有沒有一種感覺,
天涯亦咫尺。
你在那邊,
我在這邊,
縱有千山萬水,
也不過一絲心的悸動。
喜歡你,不單單是說說而已,
所有的深情都包含在每一個晚安、早安裏。
深深喜歡你的人,在遠方。
——情話語館
“淄哥哥,起牀喫飯了。”白悅向孫淄的臥室邊走邊喊着。
“嗯,好。”
白悅拿着紅外線測溫儀對着孫淄的腦門測了下,看着測溫儀的度數,白悅鬆了一口氣說道:“可算退燒了。”

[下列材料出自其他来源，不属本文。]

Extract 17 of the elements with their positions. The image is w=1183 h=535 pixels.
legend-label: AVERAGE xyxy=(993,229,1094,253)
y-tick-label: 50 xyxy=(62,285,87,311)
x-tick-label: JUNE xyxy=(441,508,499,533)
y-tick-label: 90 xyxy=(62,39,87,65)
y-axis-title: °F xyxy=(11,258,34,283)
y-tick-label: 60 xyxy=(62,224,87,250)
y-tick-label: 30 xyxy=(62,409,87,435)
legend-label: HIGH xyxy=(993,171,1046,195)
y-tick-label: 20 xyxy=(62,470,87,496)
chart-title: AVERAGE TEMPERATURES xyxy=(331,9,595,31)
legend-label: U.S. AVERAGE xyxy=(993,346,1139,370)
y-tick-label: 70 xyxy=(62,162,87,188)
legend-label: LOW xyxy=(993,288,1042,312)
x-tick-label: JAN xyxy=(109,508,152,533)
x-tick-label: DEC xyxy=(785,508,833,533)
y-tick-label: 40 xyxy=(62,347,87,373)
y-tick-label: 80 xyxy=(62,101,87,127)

孫淄看着白悅如重釋放的樣子,不禁笑道:“這下不用去醫院了吧。”
“你還好意思笑,趕緊起牀去喫飯。”白悅瞪了一眼坐在牀上的孫淄。
“好,確實有些餓了。”孫淄從牀上爬了下來。
兩人來到餐桌旁做了下來,孫淄看着滿桌豐盛的佳餚,驚訝的說道:“哇,這麼豐盛,我口水都要流出來了,誰要是娶到你,誰真是有口福了。”
白悅白了一眼孫淄說道:“快喫吧,嘴那麼貧。”
白悅盛了一碗米飯給孫淄問道:“淄哥哥,你是不是有什麼心事了。”
正在夾菜的孫淄停頓了一下,臉上閃過一絲淡淡的憂傷,輕聲說道:“沒有呀。”
“我纔不信,你一定是遇到了什麼事,淄哥哥你告訴我,或許我能有辦法幫你解決呢。”白悅看着孫淄關心的說道。
“不信拉倒。”孫淄淡淡的說道。
看着孫淄愛答不理的樣子,白悅一把奪過孫淄手中的筷子說道:“行,不告訴我,就別喫我做的東西。”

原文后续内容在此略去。